Rajiv Bhatia authored the study by Health Impact Partners, which looked at how SB935 could impact the health of California’s low-income workers.

He says it’s important to understand the nuanced way that wages affect health.

“It’s not like, ‘OK, I get more money in my pocket and my blood pressure changes and health improves,'” says Bhatia. “Income is working through many pathways. And not every pathway is working on every individual.”

Still, he says, people at the bottom 20 percent of income are four times as likely to rate their health as poor as those at the top. “Low income is associated with exposures that cause diseases,” says Bhatia. “But it also causes your disease outcomes to be worse.”

He says there is a precedent for public health departments getting involved in a policy fight to raise the minimum wage. In Minnesota the commissioner of health publicly advocated for an increase, after a study there showed the health benefits of raising the state's minimum wage.

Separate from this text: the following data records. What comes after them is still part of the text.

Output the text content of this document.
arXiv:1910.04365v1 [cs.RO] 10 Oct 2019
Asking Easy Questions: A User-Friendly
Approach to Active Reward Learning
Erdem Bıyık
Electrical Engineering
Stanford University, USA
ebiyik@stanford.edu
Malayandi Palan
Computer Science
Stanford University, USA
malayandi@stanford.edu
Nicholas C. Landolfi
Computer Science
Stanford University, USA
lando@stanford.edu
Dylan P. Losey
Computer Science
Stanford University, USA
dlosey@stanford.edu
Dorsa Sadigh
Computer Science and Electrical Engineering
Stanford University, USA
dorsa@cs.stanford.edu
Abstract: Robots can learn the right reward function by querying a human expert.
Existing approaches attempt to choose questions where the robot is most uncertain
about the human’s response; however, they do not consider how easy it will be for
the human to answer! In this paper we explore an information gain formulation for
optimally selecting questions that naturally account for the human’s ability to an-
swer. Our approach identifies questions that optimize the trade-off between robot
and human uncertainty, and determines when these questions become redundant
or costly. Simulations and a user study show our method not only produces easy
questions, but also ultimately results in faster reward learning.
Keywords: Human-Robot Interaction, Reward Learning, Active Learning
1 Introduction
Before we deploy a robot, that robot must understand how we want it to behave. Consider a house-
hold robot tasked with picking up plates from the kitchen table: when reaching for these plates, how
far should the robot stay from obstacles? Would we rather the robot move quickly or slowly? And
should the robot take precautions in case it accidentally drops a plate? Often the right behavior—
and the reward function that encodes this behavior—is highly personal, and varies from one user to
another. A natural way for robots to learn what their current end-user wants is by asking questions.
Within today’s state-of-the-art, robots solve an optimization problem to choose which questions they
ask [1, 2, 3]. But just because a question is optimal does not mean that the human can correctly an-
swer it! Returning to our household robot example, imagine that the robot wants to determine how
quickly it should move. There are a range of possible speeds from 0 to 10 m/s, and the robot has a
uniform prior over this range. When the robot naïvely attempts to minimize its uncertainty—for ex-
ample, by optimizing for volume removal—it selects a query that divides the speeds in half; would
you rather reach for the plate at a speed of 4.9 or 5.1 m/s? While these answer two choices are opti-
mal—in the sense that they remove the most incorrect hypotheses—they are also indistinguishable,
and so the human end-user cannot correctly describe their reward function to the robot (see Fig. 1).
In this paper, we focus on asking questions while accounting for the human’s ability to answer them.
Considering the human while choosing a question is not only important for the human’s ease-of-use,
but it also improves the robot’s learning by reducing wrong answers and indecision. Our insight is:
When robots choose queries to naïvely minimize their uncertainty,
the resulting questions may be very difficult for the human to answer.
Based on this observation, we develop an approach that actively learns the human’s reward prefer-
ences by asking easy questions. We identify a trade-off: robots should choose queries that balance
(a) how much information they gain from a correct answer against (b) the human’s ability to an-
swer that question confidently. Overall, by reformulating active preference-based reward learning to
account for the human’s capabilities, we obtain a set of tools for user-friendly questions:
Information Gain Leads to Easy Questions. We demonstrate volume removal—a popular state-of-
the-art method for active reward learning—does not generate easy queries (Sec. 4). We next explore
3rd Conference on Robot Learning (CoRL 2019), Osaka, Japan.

Bhatia says that, long term, he would like to create something like an online calculator, “so somebody in any state could look at their state wage and plug in an alternative minimum wage. Then they would get as an output how would self-rated health improve, how would health insurance options change, how would education outcomes change.”

Bhatia says that is in the works. In the meantime, he is hopeful that more people arguing for the minimum wage will take up the health mantle.

He says the current paradigm by many advocating for a minimum wage increase is that this is an economic trade-off issue, between what is right and fair versus something that is economically feasible.

But, he says, by putting it in a health frame, it humanizes and adds another dimension. Factoring in health improvements — and estimated health costs savings — is a dimension Bhatia hopes will resonate with the public.